Enrollments will increase over the next few years. As a result, spending will increase slightly towards the end of the time period, with an average annual growth of 5.6%.

Medicare spending will accelerate

Medicare spending is projected to grow 7.5% annually from 2022 to 2031. Growth slowed in 2022, but by 2025 experts predict it will surpass 2021 levels with 8.9% growth . In 2023, this higher pace of growth will drive more than $1.0 trillion in Medicare spending, with hospital spending growth (11.0%) leading this trend.

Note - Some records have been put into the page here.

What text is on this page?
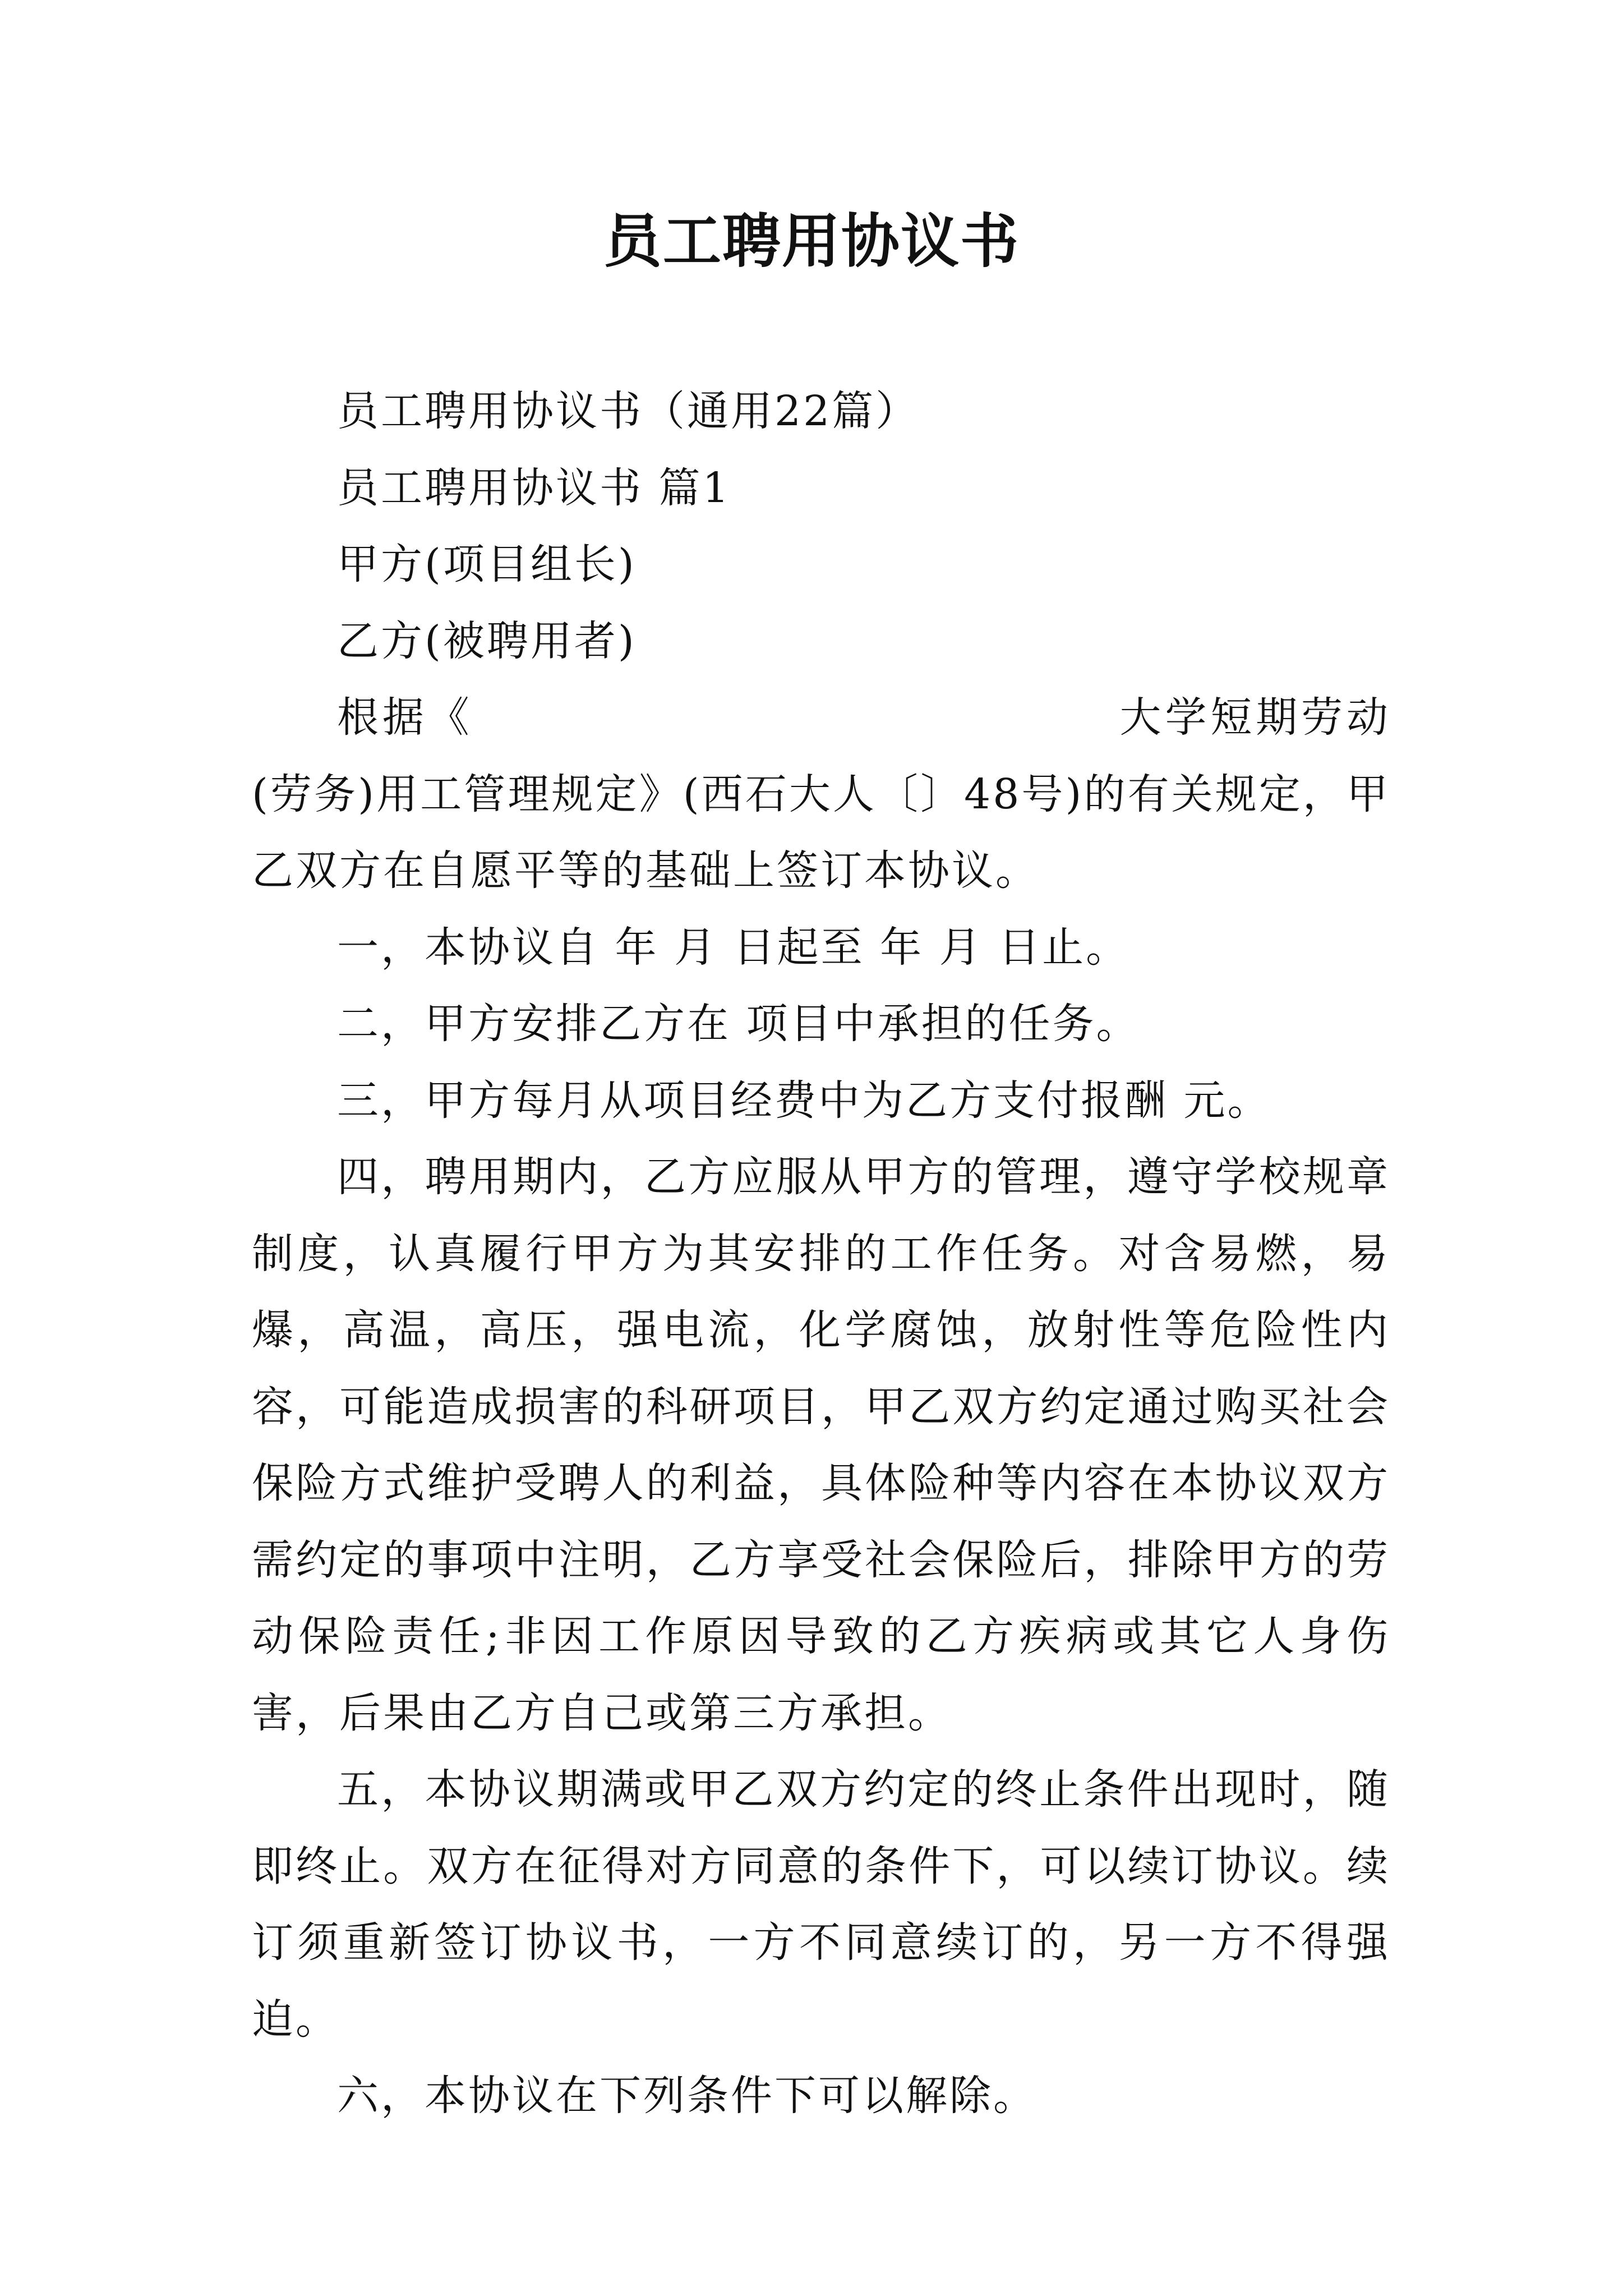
员工聘用协议书

员工聘用协议书（通用22篇）

员工聘用协议书 篇1

甲方(项目组长)

乙方(被聘用者)

根据《	大学短期劳动(劳务)用工管理规定》(西石大人〔〕48号)的有关规定，甲乙双方在自愿平等的基础上签订本协议。

一，本协议自 年 月 日起至 年 月 日止。

二，甲方安排乙方在 项目中承担的任务。

三，甲方每月从项目经费中为乙方支付报酬 元。

四，聘用期内，乙方应服从甲方的管理，遵守学校规章制度，认真履行甲方为其安排的工作任务。对含易燃，易爆，高温，高压，强电流，化学腐蚀，放射性等危险性内容，可能造成损害的科研项目，甲乙双方约定通过购买社会保险方式维护受聘人的利益，具体险种等内容在本协议双方需约定的事项中注明，乙方享受社会保险后，排除甲方的劳动保险责任;非因工作原因导致的乙方疾病或其它人身伤害，后果由乙方自己或第三方承担。

五，本协议期满或甲乙双方约定的终止条件出现时，随即终止。双方在征得对方同意的条件下，可以续订协议。续订须重新签订协议书，一方不同意续订的，另一方不得强迫。

六，本协议在下列条件下可以解除。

From 2025 to 2031, the average growth in spending is expected to be 7.8%. However, growth will decline again in the final two years of this time frame, falling to an average growth of 6.8% for 2030 and 2031. During these final years, the Medicare enrollment rate is expected to decline as the generation of the baby boomers will be fully enrolled.

In all markets, these fluctuations are closely tied to the Inflation Reduction Act, which has implemented limits on certain types of spending, drug price negotiation and inflation discounts.

Under the Inflation Reduction Act, Part D price hikes and Part D out-of-pocket expenses will be limited, Part D catastrophic cost sharing will disappear, and drug price negotiation will lead to lower out-of-pocket expense for expensive drugs.